Lemurs also come in diurnal and nocturnal species. Our aim for the night was the Brown Mouse Lemur. The guides (there was another one present with a tourist couple in tow) use the help of rubbing banana smell to a tree branch – we saw one quickly, but the spot was used mainly by a rat that scared the lemur away. Later on, at a different place, we got eye-shine from the flashlights. Zooming in with my camera it proved indeed to be the mouse lemur, a small creature looking at us with two round eyes.
Around 7.30 the following morning we started the hike inside the park, after having bought a ticket at the reception (no sign of a WH plaque by the way). The ticket shows the Golden Bamboo Lemur, the flagship species of this park. With the guide (in all Malagasy national parks the use of a local guide is obligatory) we went on our way to see some flora but mostly lemurs of course. A tracker walked ahead to scout for these mammals. The main trail inside the park is fairly easy (a bit up and down) and paved with large stone blocks. Unfortunately, the lemurs usually do not come close to the path, although some of them are known to take the recently renovated bridge across the river in the early morning. The species that Ranomafana is especially known for, the various bamboo lemurs, take their breakfast in a patch of dense bamboo forest. When the tracker has found a lemur, you need to scramble up the hill and across tree trunks to get close enough to see them. The whole experience reminded me of Mgahinga NP TWHS in Uganda, where you go and look for Golden Monkeys in a similar bamboo forest.

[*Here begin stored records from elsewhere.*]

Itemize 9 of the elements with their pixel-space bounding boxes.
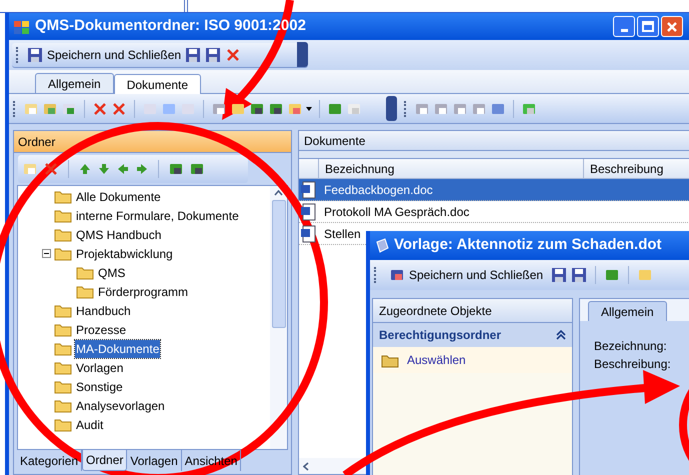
panel-title: Ordner (18, 134, 56, 150)
field-label: Bezeichnung: (594, 338, 668, 355)
panel-title: Dokumente (304, 132, 366, 150)
table-cell: Protokoll MA Gespräch.doc (324, 204, 470, 218)
table-cell: Feedbackbogen.doc (324, 182, 433, 196)
field-label: Beschreibung: (594, 356, 672, 373)
panel-title: Zugeordnete Objekte (379, 302, 492, 320)
window-title: Vorlage: Aktennotiz zum Schaden.dot (394, 235, 662, 256)
table-cell: Stellen (324, 226, 361, 240)
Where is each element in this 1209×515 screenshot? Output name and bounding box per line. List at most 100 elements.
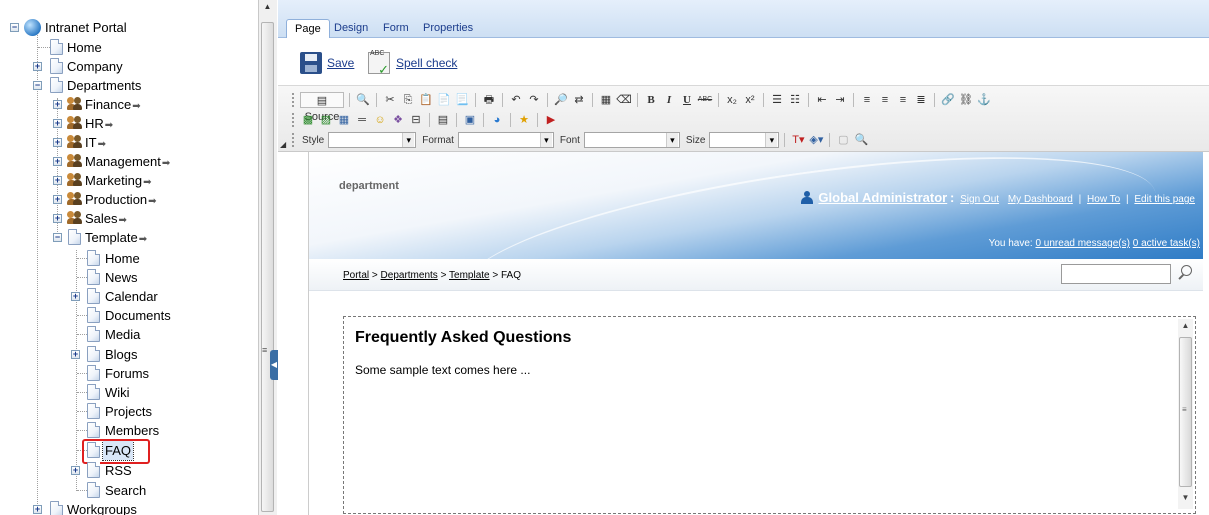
youtube-icon[interactable]: ▶ bbox=[543, 112, 559, 128]
scroll-up-icon[interactable]: ▲ bbox=[261, 2, 274, 16]
expand-toggle-icon[interactable]: + bbox=[33, 505, 42, 514]
page-icon bbox=[87, 365, 100, 381]
star-icon[interactable]: ★ bbox=[516, 112, 532, 128]
paste-text-icon[interactable]: 📄 bbox=[436, 92, 452, 108]
page-icon bbox=[87, 326, 100, 342]
group-icon bbox=[67, 96, 83, 112]
tab-form[interactable]: Form bbox=[375, 19, 417, 38]
paste-word-icon[interactable]: 📃 bbox=[454, 92, 470, 108]
user-name-link[interactable]: Global Administrator bbox=[818, 190, 947, 205]
collapse-toggle-icon[interactable]: − bbox=[53, 233, 62, 242]
media-icon[interactable]: ◕ bbox=[489, 112, 505, 128]
source-button[interactable]: ▤ Source bbox=[300, 92, 344, 123]
expand-toggle-icon[interactable]: + bbox=[53, 100, 62, 109]
expand-toggle-icon[interactable]: + bbox=[71, 466, 80, 475]
underline-button[interactable]: U bbox=[679, 92, 695, 108]
scroll-thumb[interactable] bbox=[261, 22, 274, 512]
replace-icon[interactable]: ⇄ bbox=[571, 92, 587, 108]
horizontal-rule-icon[interactable]: ═ bbox=[354, 112, 370, 128]
align-right-icon[interactable]: ≡ bbox=[895, 92, 911, 108]
unlink-icon[interactable]: ⛓ bbox=[958, 92, 974, 108]
tab-design[interactable]: Design bbox=[326, 19, 376, 38]
breadcrumb-portal[interactable]: Portal bbox=[343, 270, 369, 281]
expand-toggle-icon[interactable]: + bbox=[53, 214, 62, 223]
expand-toggle-icon[interactable]: + bbox=[33, 62, 42, 71]
toolbar-collapse-icon[interactable]: ◢ bbox=[280, 140, 286, 149]
template-icon[interactable]: ▤ bbox=[435, 112, 451, 128]
editable-content-area[interactable]: Frequently Asked Questions Some sample t… bbox=[343, 316, 1196, 514]
align-left-icon[interactable]: ≡ bbox=[859, 92, 875, 108]
select-all-icon[interactable]: ▦ bbox=[598, 92, 614, 108]
my-dashboard-link[interactable]: My Dashboard bbox=[1008, 194, 1073, 205]
expand-toggle-icon[interactable]: + bbox=[53, 157, 62, 166]
toolbar-separator bbox=[475, 93, 476, 107]
table-icon[interactable]: ▦ bbox=[336, 112, 352, 128]
scroll-down-icon[interactable]: ▼ bbox=[1178, 493, 1193, 505]
spell-check-button[interactable]: Spell check bbox=[368, 47, 457, 77]
breadcrumb-departments[interactable]: Departments bbox=[381, 270, 438, 281]
text-color-icon[interactable]: T▾ bbox=[790, 132, 806, 148]
special-char-icon[interactable]: ❖ bbox=[390, 112, 406, 128]
search-icon[interactable] bbox=[1177, 265, 1193, 281]
undo-icon[interactable]: ↶ bbox=[508, 92, 524, 108]
sign-out-link[interactable]: Sign Out bbox=[960, 194, 999, 205]
expand-toggle-icon[interactable]: + bbox=[53, 119, 62, 128]
collapse-panel-button[interactable]: ◀ bbox=[270, 350, 278, 380]
tab-properties[interactable]: Properties bbox=[415, 19, 481, 38]
smiley-icon[interactable]: ☺ bbox=[372, 112, 388, 128]
superscript-button[interactable]: x² bbox=[742, 92, 758, 108]
indent-icon[interactable]: ⇥ bbox=[832, 92, 848, 108]
tree-scrollbar[interactable]: ▲ ≡ bbox=[258, 0, 277, 515]
scroll-up-icon[interactable]: ▲ bbox=[1178, 321, 1193, 333]
bold-button[interactable]: B bbox=[643, 92, 659, 108]
expand-toggle-icon[interactable]: + bbox=[53, 138, 62, 147]
remove-format-icon[interactable]: ⌫ bbox=[616, 92, 632, 108]
numbered-list-icon[interactable]: ☰ bbox=[769, 92, 785, 108]
align-center-icon[interactable]: ≡ bbox=[877, 92, 893, 108]
cut-icon[interactable]: ✂ bbox=[382, 92, 398, 108]
widget-icon[interactable]: ▣ bbox=[462, 112, 478, 128]
anchor-icon[interactable]: ⚓ bbox=[976, 92, 992, 108]
preview-icon[interactable]: 🔍 bbox=[355, 92, 371, 108]
redo-icon[interactable]: ↷ bbox=[526, 92, 542, 108]
strikethrough-button[interactable]: ABC bbox=[697, 92, 713, 108]
copy-icon[interactable]: ⎘ bbox=[400, 92, 416, 108]
page-break-icon[interactable]: ⊟ bbox=[408, 112, 424, 128]
tab-page[interactable]: Page bbox=[286, 19, 330, 38]
find-icon[interactable]: 🔎 bbox=[553, 92, 569, 108]
quick-image-icon[interactable]: ▨ bbox=[318, 112, 334, 128]
expand-toggle-icon[interactable]: + bbox=[53, 176, 62, 185]
link-arrow-icon: ➡ bbox=[104, 120, 114, 131]
image-icon[interactable]: ▩ bbox=[300, 112, 316, 128]
format-dropdown[interactable] bbox=[457, 132, 554, 148]
collapse-toggle-icon[interactable]: − bbox=[33, 81, 42, 90]
unread-messages-link[interactable]: 0 unread message(s) bbox=[1035, 238, 1130, 249]
expand-toggle-icon[interactable]: + bbox=[71, 350, 80, 359]
font-dropdown[interactable] bbox=[583, 132, 680, 148]
outdent-icon[interactable]: ⇤ bbox=[814, 92, 830, 108]
expand-toggle-icon[interactable]: + bbox=[53, 195, 62, 204]
collapse-toggle-icon[interactable]: − bbox=[10, 23, 19, 32]
tree-label: News bbox=[105, 270, 138, 285]
show-blocks-icon[interactable]: 🔍 bbox=[853, 132, 869, 148]
breadcrumb-template[interactable]: Template bbox=[449, 270, 490, 281]
how-to-link[interactable]: How To bbox=[1087, 194, 1120, 205]
background-color-icon[interactable]: ◈▾ bbox=[808, 132, 824, 148]
size-dropdown[interactable] bbox=[709, 132, 780, 148]
subscript-button[interactable]: x₂ bbox=[724, 92, 740, 108]
bulleted-list-icon[interactable]: ☷ bbox=[787, 92, 803, 108]
maximize-icon[interactable]: ▢ bbox=[835, 132, 851, 148]
link-icon[interactable]: 🔗 bbox=[940, 92, 956, 108]
edit-page-link[interactable]: Edit this page bbox=[1134, 194, 1195, 205]
print-icon[interactable]: 🖶 bbox=[481, 92, 497, 108]
style-dropdown[interactable] bbox=[328, 132, 417, 148]
align-justify-icon[interactable]: ≣ bbox=[913, 92, 929, 108]
content-scrollbar[interactable]: ▲ ≡ ▼ bbox=[1178, 319, 1193, 509]
save-button[interactable]: Save bbox=[300, 50, 354, 76]
expand-toggle-icon[interactable]: + bbox=[71, 292, 80, 301]
paste-icon[interactable]: 📋 bbox=[418, 92, 434, 108]
active-tasks-link[interactable]: 0 active task(s) bbox=[1133, 238, 1200, 249]
page-icon bbox=[87, 482, 100, 498]
search-input[interactable] bbox=[1061, 264, 1171, 284]
italic-button[interactable]: I bbox=[661, 92, 677, 108]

Fortunately, lemurs are more relaxed around humans and better resistant to noise than monkeys for example. Guides and tracker just shouted out to each other across the forest. And the lemurs kept nibbling away at their bamboo shoots with 6 photographing tourists underneath their tree. We eventually saw three species over the course of 3.5 hours: the critically endangered Greater Bamboo Lemur (looks like a large teddy bear), the also critically endangered Golden Bamboo Lemur (photo 3), and the less endangered (status: vulnerable) Red-bellied Lemur, which also lives in other parks but is not so commonly seen. These lemur species live as couples or families and are fairly quiet, so they’re not easy to spot by yourself.